Читать «Том 7. Эхо» онлайн - страница 369

Виктор Викторович Конецкий

А сами искусство и литература эксгумируют красоту, похороненную в прозе жизни, и оживляют ее, как Христос Лазаря.

Сколько можно спорить о литкритике? Литература она или нет? Писатели критики или не писатели? А ведь просто все. Искусствоведы, пишущие о живописи, скульптуре, архитектуре, не пытаются даже выдавать себя за живописцев или скульпторов. Чем от них литкритики отличаются?

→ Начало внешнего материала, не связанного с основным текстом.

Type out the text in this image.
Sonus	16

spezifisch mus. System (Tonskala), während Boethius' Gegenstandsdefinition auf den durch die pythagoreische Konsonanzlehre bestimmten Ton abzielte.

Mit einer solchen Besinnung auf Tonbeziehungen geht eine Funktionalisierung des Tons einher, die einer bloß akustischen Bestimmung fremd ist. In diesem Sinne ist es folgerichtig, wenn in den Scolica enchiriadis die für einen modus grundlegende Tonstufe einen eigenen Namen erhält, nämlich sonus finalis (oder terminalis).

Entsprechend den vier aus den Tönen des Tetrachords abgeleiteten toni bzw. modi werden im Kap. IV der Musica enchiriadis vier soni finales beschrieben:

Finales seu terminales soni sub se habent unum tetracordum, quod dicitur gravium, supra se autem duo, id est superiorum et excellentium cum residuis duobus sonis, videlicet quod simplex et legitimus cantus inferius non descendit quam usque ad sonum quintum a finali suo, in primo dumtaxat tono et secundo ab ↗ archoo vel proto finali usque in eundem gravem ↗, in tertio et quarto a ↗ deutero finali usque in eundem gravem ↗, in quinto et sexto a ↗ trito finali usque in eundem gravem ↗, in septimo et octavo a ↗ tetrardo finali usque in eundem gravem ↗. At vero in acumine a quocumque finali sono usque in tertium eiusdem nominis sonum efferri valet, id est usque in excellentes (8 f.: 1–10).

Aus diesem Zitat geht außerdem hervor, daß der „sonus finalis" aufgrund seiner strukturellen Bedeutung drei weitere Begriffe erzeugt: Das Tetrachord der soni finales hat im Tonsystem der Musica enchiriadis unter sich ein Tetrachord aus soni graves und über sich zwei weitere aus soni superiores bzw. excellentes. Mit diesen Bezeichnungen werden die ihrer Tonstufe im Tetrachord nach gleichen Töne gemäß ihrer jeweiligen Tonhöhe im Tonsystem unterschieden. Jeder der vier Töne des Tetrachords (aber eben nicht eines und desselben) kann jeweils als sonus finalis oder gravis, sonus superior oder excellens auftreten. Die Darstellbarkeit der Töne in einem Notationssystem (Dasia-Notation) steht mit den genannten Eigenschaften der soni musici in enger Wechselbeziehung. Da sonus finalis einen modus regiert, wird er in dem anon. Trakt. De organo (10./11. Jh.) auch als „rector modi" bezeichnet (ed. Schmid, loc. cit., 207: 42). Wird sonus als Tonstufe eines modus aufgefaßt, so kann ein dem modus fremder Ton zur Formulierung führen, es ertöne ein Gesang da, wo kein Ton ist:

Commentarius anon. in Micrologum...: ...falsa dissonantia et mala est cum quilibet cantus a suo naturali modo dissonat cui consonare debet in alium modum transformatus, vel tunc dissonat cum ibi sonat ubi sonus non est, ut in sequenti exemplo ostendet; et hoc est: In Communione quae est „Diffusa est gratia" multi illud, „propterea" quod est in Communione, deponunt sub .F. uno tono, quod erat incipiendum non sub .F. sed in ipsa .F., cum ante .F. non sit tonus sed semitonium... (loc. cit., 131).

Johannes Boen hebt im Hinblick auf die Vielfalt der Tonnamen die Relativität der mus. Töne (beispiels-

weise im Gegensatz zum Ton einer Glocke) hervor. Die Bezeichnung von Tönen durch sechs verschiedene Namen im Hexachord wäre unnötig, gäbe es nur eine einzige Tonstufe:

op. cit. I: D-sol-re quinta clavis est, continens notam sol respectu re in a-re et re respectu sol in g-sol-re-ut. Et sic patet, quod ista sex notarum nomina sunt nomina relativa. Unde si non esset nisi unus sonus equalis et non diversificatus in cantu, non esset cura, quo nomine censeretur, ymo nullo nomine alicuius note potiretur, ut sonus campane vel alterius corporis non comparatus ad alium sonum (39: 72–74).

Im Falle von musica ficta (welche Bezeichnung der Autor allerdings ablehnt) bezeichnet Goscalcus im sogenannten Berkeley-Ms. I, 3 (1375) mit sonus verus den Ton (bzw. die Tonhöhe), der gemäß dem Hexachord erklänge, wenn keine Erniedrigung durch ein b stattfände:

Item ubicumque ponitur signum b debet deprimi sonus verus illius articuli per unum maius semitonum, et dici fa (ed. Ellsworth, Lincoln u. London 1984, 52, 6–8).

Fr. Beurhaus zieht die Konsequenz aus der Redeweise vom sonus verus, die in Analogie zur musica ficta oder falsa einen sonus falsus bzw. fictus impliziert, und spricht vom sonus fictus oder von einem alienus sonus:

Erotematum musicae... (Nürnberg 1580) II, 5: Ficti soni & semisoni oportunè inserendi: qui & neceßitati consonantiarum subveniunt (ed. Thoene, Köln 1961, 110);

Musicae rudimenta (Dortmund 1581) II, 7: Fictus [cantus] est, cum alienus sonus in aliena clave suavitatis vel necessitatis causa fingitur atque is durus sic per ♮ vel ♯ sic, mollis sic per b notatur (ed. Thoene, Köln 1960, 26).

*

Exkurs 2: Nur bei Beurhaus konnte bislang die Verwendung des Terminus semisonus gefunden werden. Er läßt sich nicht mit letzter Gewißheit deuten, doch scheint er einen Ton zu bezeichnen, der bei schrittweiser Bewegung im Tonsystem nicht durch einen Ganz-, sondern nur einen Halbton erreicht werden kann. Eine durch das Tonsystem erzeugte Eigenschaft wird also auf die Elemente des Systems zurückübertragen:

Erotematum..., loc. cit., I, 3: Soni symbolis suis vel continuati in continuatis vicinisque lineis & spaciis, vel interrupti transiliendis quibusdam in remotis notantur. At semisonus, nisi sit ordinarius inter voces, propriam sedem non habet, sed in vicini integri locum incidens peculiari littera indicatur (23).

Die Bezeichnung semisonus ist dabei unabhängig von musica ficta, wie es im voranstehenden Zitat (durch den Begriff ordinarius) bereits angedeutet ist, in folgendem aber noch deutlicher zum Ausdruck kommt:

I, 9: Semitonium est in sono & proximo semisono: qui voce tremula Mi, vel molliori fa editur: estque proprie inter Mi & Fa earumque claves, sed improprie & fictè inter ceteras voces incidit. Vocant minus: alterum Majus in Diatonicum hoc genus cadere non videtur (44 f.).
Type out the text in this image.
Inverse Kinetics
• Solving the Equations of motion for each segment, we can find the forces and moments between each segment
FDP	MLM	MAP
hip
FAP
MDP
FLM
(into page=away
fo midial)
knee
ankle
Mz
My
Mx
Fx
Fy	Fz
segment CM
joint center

Больше всего профессиональных теоретиков бесит в теоретических пассажах прозаиков то, что последние совершенно безмятежно позволяют себе быть неправыми, заявляя, например, что Достоевский — длинный, нескромный и претензионный сочинитель (Чехов) или что Шекспир — бумажный тигр (Толстой). Критика больше всего бесит в прозаике-теоретике то, что последний говорит то, что действительно чувствует, и если он дальтоник, то на зеленое дальтоник-прозаик говорит красное, хотя из сравнительного опыта уже знает, что другие называют его красное зеленым. И, зная это, прозаик-дальтоник называет зеленое — красным. Это ему никогда не простится!

Хорошее словечко у Помяловского есть: «плюходействовать» — давать в фельетоне слишком уж откровенные и большие плюхи оппоненту — так я понимаю.

Он умер от фурункула и гангрены. И это для него — слава Богу. Помяловский больше не закончил бы ни одной книги. Он погиб бы от водки. Он слишком ненавидел несправедливость в персональном (к себе) варианте. А такая ненависть убивает талант, особенно если талант не очень велик и с большой примесью ума.

Разложив перед собой фотографии либеральных писателей, пьяненький Помяловский пророчествовал: «Вот этот допишется скоро до статского советника, этот заговорит иначе, коли ему казенное жалованье дадут, а этот хоть и кажется прогрессистом, но от него подчас „Русским вестником“ воняет…» Когда раскладываешь так перед собой фотографии подонков, вместо того чтобы с ушами находиться внутри очередной книги, это и есть увядание художественного дара. Толстой ненавидел не меньше Помяловского, а…

Гении обращались с окружающими людьми — родственниками, знакомыми, историческими личностями — без стеснения. Имею в виду введение их в литературные произведения с полной угадываемостью (Чехов — Кувшинникова).

Крупные писатели часто и заметно рисковали в земной жизни земными благами, потому что знали и знают, что у них две жизни. И ради продолжительности второй жизни есть смысл претерпеть в этой. А если у человека одна жизнь, ему куда как труднее не приспосабливаться и не выгадывать, ибо он обречен на безвестность.

Вторая писательская жизнь имеет длительность, прямо пропорциональную количеству смелости и честности в первой, — риск оправдан, хотя далеко не всегда осознан, часто срабатывает интуиция таланта.

«Страдая и замирая в душе, как всегда в толпе, Наташа шла в своем лиловом шелковом с черными кружевами платье так, как умеют ходить женщины, — тем спокойнее и величавее, чем больнее и стыднее у ней было на душе…»

Мороз по коже — так прекрасно!

А ведь: два раза рядом «в» (в душе… в толпе), два раза рядом «как», в трех строках: «как… так, как… тем… чем». Но какая красота, пластика слова и женского движения сквозь толпу, какая жуткая точность, правда, наблюдательность, изученность в «тем спокойнее и величавее, чем больнее и стыднее»! И ведь платье это лиловое с черными кружевами будто на тебе самом надето — так его чувствуешь, шелк этот по твоей коже скользит. И какое сочувствие к грешнице, как с ней вместе стыдно и одновременно гордо и непреклонно!